Industrial Ugliness and Capitalistic Greed in Hard Times

In Hard Times, Dickens attacks the industrial evils practiced during his days. Coketown represents all industrial towns of red bricks and black soot; there are full of streets and lanes which are monotonously similar; the towns have houses of the same kind, so there is hardly any difference between the jail and the hospital and between the hospital and the town hall.


Charles Dickens

On a hot day Coketown is hell. It is a town of machinery and tall chimneys, with endless columns of smoke rising into the air. The novel Hard Times contains the vivid pictures  of ugliness of the industrialism which was raising its head in the Victorian Age. Coketown is described as a town of machine since the people living in the same town are supposed to have any souls instead they all go in and out at the same hours, with the same purpose upon the same pavements, to do the same work. These pictures express the monotony of the workmen’s life in the Victorian Age. As the Victorian Age was assumed as an age of Industrialism and Capitalism, the workmen are not men at all; they are “hands”, so many hundred hands, “So many hundred horse steam power”. These men are not supposed to have any souls; they are hands who have to work upon “the  crashing, smashing, tearing mechanisms, day in and day out”. Industrial town now gives importance to human beings for their competence to work and generate income, therefore the towns are like machines where materials are used, fuel is consumed and money is made. It is the fact that the man who makes money through the labor of these hands regards the smoke of the chimneys as meat and drink for the capitalist.

Dickens not only attack the industrial evils of his time, but also portrays capitalism and factory owner inhuman.
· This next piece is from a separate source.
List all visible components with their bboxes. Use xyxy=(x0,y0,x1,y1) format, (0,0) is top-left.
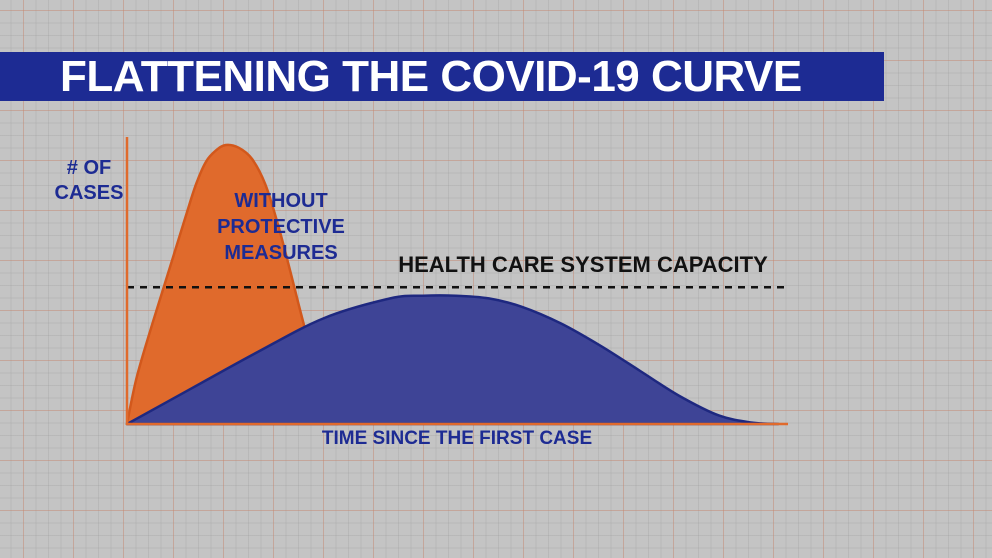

As a manufacturer, Bounderby adopts an arrogant attitude towards the workmen and does not feel the least sympathy for them in their troubles or in their desire for a better life. He always expresses the view that these workmen want “to ride in a coach drawn by six horses and to be fed on turtle soup and venison, with a gold spoon”. His treatment of the workmen shows a mechanical mind; he looks upon the workmen as so many hundred “hands”, so many hundred horse steam power. Although Dickens tries to convey to us all the ugliness of the factories and the industrial town, he yet shows his awareness of the bright side of these factories when he writes: "The lights in the great factories, which looked, when they were illuminated, like fairy palaces".